Bug prediction dataset

Reference the dataset

If you use this dataset for your research, please reference the following paper:

An Extensive Comparison of Bug Prediction Approaches
Marco D'Ambros, Michele Lanza, Romain Robbes
In Proceedings of MSR 2010 (7th IEEE Working Conference on Mining Software Repositories), pp. 31 - 41. IEEE CS Press, 2010.

Download bibtex

What is it?

The bug prediction dataset is a collection of models and metrics of software systems and their histories. The goal of such a dataset is to allow people to compare different bug prediction approaches and to evaluate whether a new technque is an improvement over existing ones.

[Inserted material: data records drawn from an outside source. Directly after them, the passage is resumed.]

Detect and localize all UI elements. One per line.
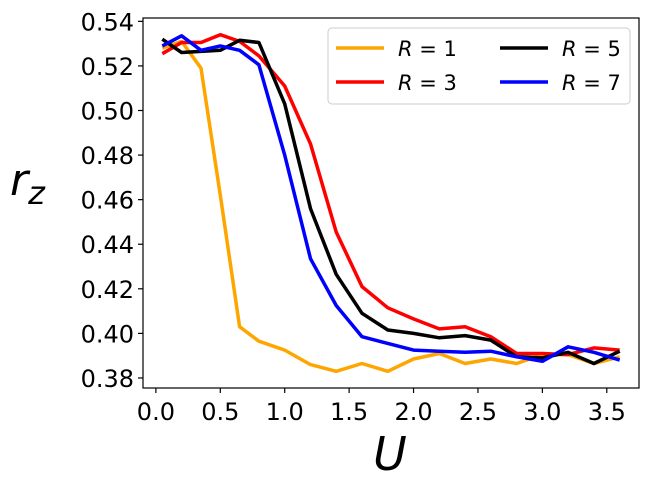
x-tick-label: 1.5 [330,398,368,426]
x-tick-label: 3.0 [523,398,561,426]
legend-entry: R = 3 [336,71,457,95]
x-axis-label: U [373,427,407,481]
y-tick-label: 0.44 [81,231,134,259]
series-layer [161,32,621,374]
legend: R = 1 R = 3 R = 5 R = 7 [327,27,631,105]
series-line-r7 [161,34,621,364]
legend-box [327,27,631,105]
legend-entry: R = 5 [500,37,621,61]
legend-label: R = 7 [562,71,621,95]
legend-label: R = 5 [562,37,621,61]
x-tick-label: 3.5 [588,398,626,426]
y-axis-label: rz [10,155,46,212]
series-line-r5 [161,37,621,366]
legend-label: R = 1 [398,37,457,61]
y-tick-label: 0.38 [81,365,134,393]
legend-label: R = 3 [398,71,457,95]
y-tick-label: 0.48 [81,142,134,170]
x-tick-label: 2.0 [394,398,432,426]
y-tick-label: 0.54 [81,8,134,36]
x-tick-label: 2.5 [459,398,497,426]
y-tick-label: 0.40 [81,320,134,348]
x-tick-label: 0.0 [137,398,175,426]
axes: 0.0 0.5 1.0 1.5 2.0 2.5 3.0 3.5 0.38 0.40 0.42 0.44… [10,8,640,481]
x-tick-label: 1.0 [266,398,304,426]
y-tick-label: 0.52 [81,53,134,81]
y-tick-label: 0.46 [81,187,134,215]
y-tick-label: 0.42 [81,276,134,304]
axes-frame [142,17,640,389]
legend-entry: R = 7 [500,71,621,95]
series-line-r3 [161,32,620,357]
x-tick-label: 0.5 [201,398,239,426]
legend-entry: R = 1 [336,37,457,61]
y-tick-label: 0.50 [81,98,134,126]
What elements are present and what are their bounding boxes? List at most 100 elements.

In particular, the dataset contains the data needed to:

run a prediction technique based on source code metrics and/or historical measures and/or process information (cvs logs data);
compute the performance of the prediction by comparing its results with an oracle set, i.e., the number post release defects reported in bug tracking system.

The dataset is designed to perform bug prediction at the class level. However package or subsystem information can be derived by aggregating class data, since per each class it is specified the package that contains it.

What does it contain?

The bug prediction dataset contains data about the following software systems:

For each system the dataset includes the following pieces of information:

Biweekly versions of the systems parsed (with the inFusion tool) into object-oriented models, provided as mse files;
Historical information extracted from the cvs change log, including reconstructed transaction and links from transactions to model classes;
Value of 15 metrics computed from cvs change log data, for each class of the systems;
Values of 17 source code metrics (CK + 11 object oriented metrics), for each version of each class;
Categorized (with severity and priority) post-release defect counts for each class.

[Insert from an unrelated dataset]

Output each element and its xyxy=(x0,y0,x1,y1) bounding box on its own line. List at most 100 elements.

The data is available for download in the Download page.

What can I do with it?

With the bug prediction dataset it is possible to use (or to compute) a number of metrics which can be used to create generalized linear regression models which predict, at the class level, the number of post-release defects. The performances of these models can then be evaluated by comparing the prediction results agaist the actual post-release defects provided as part of the dataset.
In particular, it is possible to use/compute the following metrics to use as predictors, or to design and compute novel ones:

Change metrics (from CVS change logs), as proposed by Moser et. al.
CK metrics, as proposed by Basili et. al.
Object oriented metrics (e.g. number of methods, number of attributes, etc).
Number of previous defects, as proposed by Kim et. al.
Complexity of code change, as proposed by Hassan
Churn of CK and object oriented metrics, as proposed by D'Ambros et. al.
Entropy of CK and object oriented metrics, as proposed by D'Ambros et. al.

All the listed defect prediction techniques, and their application on the bug prediction dataset, are described in details in the paper:
An Extensive Comparison of Bug Prediction Approaches
Marco D'Ambros, Michele Lanza, Romain Robbes
In Proceedings of MSR 2010 (7th IEEE Working Conference on Mining Software Repositories), to be published. IEEE CS Press, 2010.